Encore une fois, la prise d’un échantillon, après la fermentation, sera fort utile pour évaluer les risques associés à la présence de nitrates dans les ensilages servis aux vaches.

L’énergie
Le niveau énergétique présent dans l’ensilage de maïs varie de façon importante en fonction de plusieurs facteurs dont la taille des plantes et la présence d’épis incomplètement formés. Comme 45 % de l’énergie présente dans l’ensilage de maïs provient de l’amidon des grains, une réduction du nombre d’épis ou de grains peut entraîner une chute du niveau d’énergie de 15 à 35 % par rapport au niveau normal. Dans ce cas, l’analyse des ensilages devient cruciale pour établir une ration adéquate. La teneur en amidon, la digestibilité de la matière sèche et le niveau de li-gnine devraient être déterminés.
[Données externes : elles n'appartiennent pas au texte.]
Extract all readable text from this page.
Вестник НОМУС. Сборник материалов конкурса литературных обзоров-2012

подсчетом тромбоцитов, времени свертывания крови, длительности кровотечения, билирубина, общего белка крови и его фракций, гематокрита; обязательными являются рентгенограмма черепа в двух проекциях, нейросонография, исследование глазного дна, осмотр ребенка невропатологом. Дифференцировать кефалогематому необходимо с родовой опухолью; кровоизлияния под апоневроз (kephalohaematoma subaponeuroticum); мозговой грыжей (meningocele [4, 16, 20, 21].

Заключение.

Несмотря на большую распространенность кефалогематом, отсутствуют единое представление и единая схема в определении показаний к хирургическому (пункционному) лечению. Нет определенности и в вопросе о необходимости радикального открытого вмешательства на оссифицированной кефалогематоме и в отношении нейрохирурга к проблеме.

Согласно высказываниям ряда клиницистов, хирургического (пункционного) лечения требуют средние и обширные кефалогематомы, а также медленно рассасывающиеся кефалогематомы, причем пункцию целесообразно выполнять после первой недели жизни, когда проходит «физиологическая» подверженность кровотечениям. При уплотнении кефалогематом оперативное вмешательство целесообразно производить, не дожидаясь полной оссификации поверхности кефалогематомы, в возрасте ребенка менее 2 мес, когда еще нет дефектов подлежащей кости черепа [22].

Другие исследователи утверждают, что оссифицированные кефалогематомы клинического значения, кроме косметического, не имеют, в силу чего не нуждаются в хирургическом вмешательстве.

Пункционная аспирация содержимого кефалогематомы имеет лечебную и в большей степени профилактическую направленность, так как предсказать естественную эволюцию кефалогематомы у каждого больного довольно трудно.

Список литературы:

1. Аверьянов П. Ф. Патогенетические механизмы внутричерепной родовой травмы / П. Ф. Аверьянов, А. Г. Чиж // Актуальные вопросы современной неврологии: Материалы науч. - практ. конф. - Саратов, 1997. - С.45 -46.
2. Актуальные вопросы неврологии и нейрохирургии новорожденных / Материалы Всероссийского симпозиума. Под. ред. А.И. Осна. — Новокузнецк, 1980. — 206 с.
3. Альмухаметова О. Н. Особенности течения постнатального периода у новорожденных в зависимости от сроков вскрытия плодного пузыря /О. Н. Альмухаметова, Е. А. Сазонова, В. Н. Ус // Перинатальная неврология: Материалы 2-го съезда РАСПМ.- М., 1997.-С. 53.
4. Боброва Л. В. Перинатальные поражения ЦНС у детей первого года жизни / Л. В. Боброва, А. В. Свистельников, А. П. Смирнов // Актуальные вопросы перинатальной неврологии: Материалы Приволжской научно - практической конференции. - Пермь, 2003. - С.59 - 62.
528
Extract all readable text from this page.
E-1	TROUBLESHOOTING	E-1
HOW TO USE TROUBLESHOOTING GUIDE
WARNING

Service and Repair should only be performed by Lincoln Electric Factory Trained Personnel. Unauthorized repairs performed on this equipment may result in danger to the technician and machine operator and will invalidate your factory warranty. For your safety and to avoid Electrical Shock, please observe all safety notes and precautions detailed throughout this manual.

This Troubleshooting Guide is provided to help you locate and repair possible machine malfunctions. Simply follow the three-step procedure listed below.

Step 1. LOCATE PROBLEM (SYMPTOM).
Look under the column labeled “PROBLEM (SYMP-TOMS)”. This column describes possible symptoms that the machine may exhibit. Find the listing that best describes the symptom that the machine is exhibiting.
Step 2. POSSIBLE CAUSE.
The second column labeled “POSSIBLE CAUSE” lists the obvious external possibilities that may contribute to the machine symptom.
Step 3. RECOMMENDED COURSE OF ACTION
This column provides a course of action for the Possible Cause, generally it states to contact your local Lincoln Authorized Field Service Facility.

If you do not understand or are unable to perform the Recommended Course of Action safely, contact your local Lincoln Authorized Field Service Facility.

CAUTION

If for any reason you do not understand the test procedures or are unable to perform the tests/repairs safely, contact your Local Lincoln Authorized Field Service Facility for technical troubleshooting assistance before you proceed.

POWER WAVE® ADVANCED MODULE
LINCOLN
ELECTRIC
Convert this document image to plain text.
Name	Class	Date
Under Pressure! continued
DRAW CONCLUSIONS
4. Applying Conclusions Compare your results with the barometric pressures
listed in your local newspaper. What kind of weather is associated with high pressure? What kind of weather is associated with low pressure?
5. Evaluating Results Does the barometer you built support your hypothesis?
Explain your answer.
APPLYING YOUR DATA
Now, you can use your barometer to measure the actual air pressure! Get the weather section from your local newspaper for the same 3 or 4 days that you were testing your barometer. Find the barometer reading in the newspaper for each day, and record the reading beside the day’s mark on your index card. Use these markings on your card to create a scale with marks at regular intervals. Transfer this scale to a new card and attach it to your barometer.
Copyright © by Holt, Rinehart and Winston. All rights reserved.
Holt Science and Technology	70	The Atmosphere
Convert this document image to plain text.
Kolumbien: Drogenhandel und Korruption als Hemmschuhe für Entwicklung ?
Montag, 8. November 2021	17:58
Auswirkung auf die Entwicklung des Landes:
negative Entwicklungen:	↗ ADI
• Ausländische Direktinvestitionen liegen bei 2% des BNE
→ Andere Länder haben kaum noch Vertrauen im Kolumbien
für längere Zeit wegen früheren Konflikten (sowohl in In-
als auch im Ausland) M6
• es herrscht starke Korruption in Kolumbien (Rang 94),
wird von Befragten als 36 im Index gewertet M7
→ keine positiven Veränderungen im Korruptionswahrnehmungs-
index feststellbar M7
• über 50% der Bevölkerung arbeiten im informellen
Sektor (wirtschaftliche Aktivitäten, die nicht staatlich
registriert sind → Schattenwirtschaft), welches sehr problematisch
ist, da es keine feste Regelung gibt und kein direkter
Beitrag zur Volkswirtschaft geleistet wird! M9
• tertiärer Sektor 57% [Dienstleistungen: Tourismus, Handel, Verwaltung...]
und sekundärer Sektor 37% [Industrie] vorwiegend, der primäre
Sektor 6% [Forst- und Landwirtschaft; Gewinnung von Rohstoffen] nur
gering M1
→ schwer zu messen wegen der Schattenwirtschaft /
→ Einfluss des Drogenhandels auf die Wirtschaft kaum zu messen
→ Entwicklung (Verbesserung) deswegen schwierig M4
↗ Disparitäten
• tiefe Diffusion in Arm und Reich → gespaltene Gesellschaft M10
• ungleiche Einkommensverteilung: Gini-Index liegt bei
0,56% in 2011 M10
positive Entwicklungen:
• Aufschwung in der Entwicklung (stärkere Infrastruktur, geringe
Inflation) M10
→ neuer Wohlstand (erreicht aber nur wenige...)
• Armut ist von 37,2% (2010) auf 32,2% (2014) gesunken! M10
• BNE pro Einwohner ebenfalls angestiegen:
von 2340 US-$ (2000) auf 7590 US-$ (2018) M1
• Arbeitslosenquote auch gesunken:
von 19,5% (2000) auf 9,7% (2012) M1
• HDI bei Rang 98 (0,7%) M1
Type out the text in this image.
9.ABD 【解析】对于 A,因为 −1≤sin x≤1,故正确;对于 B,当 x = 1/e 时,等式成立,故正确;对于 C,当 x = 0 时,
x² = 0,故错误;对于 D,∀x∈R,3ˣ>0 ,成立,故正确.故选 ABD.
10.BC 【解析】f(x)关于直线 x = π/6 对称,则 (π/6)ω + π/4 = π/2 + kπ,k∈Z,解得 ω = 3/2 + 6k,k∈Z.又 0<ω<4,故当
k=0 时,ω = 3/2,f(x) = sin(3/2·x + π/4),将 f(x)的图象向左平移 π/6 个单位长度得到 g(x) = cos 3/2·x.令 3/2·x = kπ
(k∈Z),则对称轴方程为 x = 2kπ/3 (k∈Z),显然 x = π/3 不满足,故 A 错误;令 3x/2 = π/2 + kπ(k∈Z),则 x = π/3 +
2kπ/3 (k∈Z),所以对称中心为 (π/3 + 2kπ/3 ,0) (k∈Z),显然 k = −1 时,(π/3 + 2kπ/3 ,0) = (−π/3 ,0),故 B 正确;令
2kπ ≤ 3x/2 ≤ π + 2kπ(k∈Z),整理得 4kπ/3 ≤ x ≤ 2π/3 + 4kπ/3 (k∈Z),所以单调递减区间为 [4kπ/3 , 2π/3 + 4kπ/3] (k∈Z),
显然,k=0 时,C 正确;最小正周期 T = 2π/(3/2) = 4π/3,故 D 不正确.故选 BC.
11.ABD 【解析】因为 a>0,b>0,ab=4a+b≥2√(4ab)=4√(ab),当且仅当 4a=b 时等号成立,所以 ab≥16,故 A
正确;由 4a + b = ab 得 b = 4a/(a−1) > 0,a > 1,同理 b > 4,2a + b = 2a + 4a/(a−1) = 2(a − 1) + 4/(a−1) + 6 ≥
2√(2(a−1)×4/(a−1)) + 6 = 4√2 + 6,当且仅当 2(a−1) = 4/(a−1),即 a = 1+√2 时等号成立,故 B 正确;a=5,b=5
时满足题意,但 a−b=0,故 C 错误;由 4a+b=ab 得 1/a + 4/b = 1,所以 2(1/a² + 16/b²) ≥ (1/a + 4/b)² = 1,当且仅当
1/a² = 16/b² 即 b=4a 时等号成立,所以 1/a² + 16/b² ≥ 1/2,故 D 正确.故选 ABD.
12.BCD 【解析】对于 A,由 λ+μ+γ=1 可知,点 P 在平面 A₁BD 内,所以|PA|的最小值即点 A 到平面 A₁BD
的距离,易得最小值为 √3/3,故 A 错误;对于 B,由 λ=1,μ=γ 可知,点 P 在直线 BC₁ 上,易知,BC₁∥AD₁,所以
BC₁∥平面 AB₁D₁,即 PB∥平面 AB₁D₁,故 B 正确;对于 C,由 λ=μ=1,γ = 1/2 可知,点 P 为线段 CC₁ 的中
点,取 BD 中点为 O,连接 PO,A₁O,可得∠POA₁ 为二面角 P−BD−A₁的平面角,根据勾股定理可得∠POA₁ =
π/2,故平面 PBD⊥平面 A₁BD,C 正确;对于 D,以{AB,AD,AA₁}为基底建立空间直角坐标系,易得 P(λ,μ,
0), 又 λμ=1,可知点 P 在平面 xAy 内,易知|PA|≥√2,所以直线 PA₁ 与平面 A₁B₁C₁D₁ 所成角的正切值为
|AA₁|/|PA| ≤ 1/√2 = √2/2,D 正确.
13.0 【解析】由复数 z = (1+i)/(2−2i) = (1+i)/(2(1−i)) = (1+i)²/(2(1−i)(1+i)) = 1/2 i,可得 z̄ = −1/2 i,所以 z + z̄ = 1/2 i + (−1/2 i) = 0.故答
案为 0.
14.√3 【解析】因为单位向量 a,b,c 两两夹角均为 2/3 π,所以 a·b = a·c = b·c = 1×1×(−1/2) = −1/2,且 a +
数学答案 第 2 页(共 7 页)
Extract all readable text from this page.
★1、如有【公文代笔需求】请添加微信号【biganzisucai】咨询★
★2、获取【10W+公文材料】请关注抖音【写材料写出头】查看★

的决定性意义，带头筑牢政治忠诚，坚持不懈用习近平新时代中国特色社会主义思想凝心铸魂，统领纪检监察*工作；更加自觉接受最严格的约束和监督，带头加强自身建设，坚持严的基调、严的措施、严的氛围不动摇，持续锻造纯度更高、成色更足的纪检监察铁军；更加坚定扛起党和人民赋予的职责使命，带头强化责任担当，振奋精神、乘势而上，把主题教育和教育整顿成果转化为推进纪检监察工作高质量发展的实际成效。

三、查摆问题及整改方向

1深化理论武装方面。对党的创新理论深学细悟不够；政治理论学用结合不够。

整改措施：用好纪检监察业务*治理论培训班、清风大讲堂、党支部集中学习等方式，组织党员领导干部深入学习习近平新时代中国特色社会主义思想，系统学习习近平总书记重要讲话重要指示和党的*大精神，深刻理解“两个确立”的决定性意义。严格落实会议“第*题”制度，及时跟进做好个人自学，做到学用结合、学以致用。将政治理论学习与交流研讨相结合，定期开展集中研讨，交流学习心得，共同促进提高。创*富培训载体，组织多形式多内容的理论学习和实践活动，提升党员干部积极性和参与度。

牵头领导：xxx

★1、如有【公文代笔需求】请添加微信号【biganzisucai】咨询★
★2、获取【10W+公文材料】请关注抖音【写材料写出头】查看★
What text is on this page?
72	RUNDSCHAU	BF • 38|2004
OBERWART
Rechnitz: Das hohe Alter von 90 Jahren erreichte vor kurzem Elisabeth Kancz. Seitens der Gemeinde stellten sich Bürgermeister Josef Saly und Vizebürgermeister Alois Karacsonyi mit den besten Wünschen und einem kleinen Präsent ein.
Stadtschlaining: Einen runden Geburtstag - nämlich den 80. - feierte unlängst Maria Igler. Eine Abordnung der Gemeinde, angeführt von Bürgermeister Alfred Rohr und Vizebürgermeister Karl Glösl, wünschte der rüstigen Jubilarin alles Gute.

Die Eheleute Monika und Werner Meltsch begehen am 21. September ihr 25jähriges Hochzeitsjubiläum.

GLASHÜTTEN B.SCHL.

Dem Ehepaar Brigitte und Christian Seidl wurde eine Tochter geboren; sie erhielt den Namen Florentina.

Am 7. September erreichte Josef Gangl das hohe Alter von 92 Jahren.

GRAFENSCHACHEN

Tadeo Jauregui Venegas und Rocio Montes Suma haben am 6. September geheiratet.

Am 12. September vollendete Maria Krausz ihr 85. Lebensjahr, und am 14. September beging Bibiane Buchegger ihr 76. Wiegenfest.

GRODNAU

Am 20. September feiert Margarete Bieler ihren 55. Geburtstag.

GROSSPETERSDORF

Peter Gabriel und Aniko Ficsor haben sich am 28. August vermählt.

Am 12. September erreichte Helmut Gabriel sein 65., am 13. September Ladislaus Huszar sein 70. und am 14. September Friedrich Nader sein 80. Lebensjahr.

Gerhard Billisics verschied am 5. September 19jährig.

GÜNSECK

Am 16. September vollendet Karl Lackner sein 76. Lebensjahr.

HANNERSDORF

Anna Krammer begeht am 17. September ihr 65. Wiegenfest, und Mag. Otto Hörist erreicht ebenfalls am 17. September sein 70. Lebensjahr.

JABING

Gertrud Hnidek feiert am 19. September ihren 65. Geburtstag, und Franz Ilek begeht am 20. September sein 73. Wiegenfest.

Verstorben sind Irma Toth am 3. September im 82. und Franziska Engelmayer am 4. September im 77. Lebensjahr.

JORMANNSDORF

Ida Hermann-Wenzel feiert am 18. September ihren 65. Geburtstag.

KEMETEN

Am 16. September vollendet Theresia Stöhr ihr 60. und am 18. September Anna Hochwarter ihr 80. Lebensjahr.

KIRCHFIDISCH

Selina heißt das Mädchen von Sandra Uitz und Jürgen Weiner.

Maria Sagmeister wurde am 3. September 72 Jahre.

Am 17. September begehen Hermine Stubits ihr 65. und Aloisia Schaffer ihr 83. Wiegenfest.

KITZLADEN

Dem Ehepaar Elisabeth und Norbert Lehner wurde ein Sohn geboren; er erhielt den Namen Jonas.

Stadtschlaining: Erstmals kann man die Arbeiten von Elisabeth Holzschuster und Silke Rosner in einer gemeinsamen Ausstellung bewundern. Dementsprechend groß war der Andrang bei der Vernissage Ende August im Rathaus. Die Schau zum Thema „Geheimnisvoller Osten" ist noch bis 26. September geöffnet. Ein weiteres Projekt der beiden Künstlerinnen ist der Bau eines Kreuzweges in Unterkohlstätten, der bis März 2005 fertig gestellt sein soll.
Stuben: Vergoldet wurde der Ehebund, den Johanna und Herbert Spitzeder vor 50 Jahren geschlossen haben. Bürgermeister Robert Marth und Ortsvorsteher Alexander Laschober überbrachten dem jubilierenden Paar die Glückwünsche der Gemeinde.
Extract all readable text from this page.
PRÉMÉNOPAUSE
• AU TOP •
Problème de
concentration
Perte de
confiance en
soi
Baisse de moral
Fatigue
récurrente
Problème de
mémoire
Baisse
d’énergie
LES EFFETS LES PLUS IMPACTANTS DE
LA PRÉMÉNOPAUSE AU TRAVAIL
Taux d’humidité à la récolte
Le taux d’humidité du maïs à la récolte est crucial pour obtenir un ensilage de qualité. Du matériel récolté trop sec génère des problèmes de compaction, ce qui rend l’exclusion de l’air difficile. Il en résulte une fermentation inadéquate avec des pertes importantes. À l’inverse, une récolte ayant un taux d’humidité supérieur à 70 % produit des écoulements hors du silo et favorise de mauvaises fermentations butyriques. L’odeur se dégageant de tels ensilages est caractéristique et déplaît aux vaches.

L’appétence et la qualité de ce type d’ensilage laissent alors grandement à désirer.
La détermination du niveau d’humidité de certains champs de maïs sera difficile si le remplissage des grains a cessé dû à la sécheresse ou encore s’il y a absence de grain. De toute évidence, la ligne de lait («milk line») n’est alors d’aucun secours. Pour éviter les ennuis, il est suggéré de hacher un échantillon à l’aide d’un déchiqueteur à bois («chipper»), par exemple, afin de déterminer le taux d’humidité de la plante toute entière. Il ne reste alors qu’à utiliser un testeur Koster ou le four micro-ondes pour obtenir une valeur précise.
Une autre option consiste à utiliser «la méthode de la poignée».

Il suffit de serrer fermement dans la main une poignée de matériel haché durant 90 secondes. Après ce délai, on relâche la main et on observe.
– Du liquide s’écoule ou est présent entre les doigts : 75-85 % d’humidité.
– La poignée conserve sa forme et la main est humide : 70-75 % d’humidité.
– La poignée s’étale lentement, la main n’est pas mouillée : 60-70 % d’humidité.
– La poignée prend de l’expansion rapidement à l’ouverture de la main : moins de 60 %
– Votre main saigne : vous avez serré trop fort!
Encore une fois cette année, l’analyse nutritionnelle de l’ensilage de maïs autant que celle des fourrages seront essentielles pour formuler une ration pour les vaches qui permettra le maintien de leur productivité. La récolte du maïs à un niveau d’humidité adéquat permettra d’obtenir le meilleur de ce que Dame Nature nous aura permis de récolter cette année.